The reasons for the broad religious exemptions in this last group of states presumably have to do with the proportion of their populations who want to choose faith-healing over standard medical care, probably for themselves, but most relevantly for their children. The most obvious community for these people to belong to is Christian Science, but there are a wide variety of other faith-healing-oriented groups like Followers of Christ or Church of the First Born. Charismatic churches in general are committed to the principle that once “born again”, Christians can have access to the gifts of the Holy Spirit, including discernment (diagnosis) and exorcism or deliverance (expulsion of the demons responsible for both physical and mental illness). Like other people, these groups of believers are attracted to areas where there are many of their co-religionists, and as they increase in number move into a position where they can influence state laws. In addition, of course, once laws have created religious exemptions for child abuse and neglect, even more such believers will arrive. This process helps to establish the polarization responsible for the current “culture wars” in the U.S.
One more point: this blog usually focuses on issues that have to do with child development from a psychological viewpoint. Do religious exemptions to abuse and neglect charges play a role in those issues? I think they probably do, although child deaths are much less likely even in alternative psychotherapies than they are in cases of medical need. However, injuries short of fatality may still be considered abusive. Religious views seem implicated in the apparent use of Attachment Therapy at the Seventh Day Adventist school, Miracle Meadows, in West Virginia (see above, by the way).

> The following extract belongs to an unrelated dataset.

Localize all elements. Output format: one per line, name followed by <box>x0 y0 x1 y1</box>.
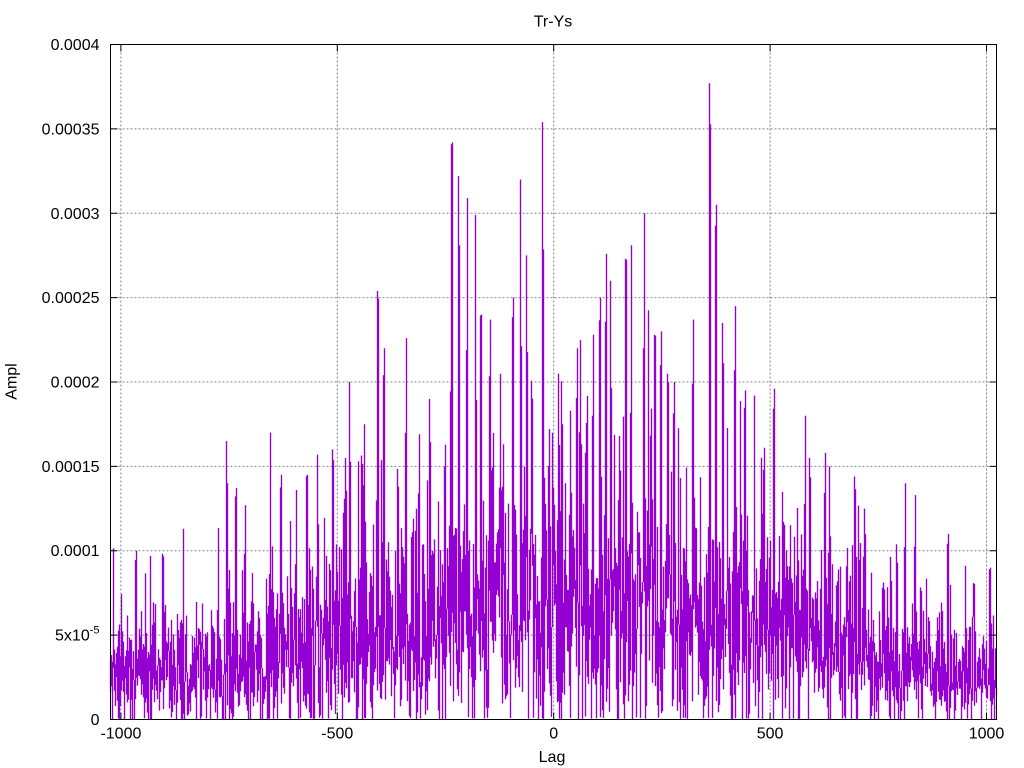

There is considerable overlap between the authoritarian views held by some religious groups and those held by practitioners of Attachment Therapy. If practitioners or parents claim that religious beliefs are the justification of child mistreatment as a psychotherapeutic or educational method , there are a number of states in which this reasoning will help them evade prosecution.
There was little discussion of these issues during the successful efforts to ban “conversion therapy” in California and New Jersey. This may have been because only mental health professionals are prohibited from doing this treatment, and then the ban involves minor clients only. Parents and clergypersons can go ahead and use “conversion therapy” if they want to--- but perhaps one day an affected minor will grow up able to prove that he or she was harmed, and we will see whether courts accept the religious exemption then.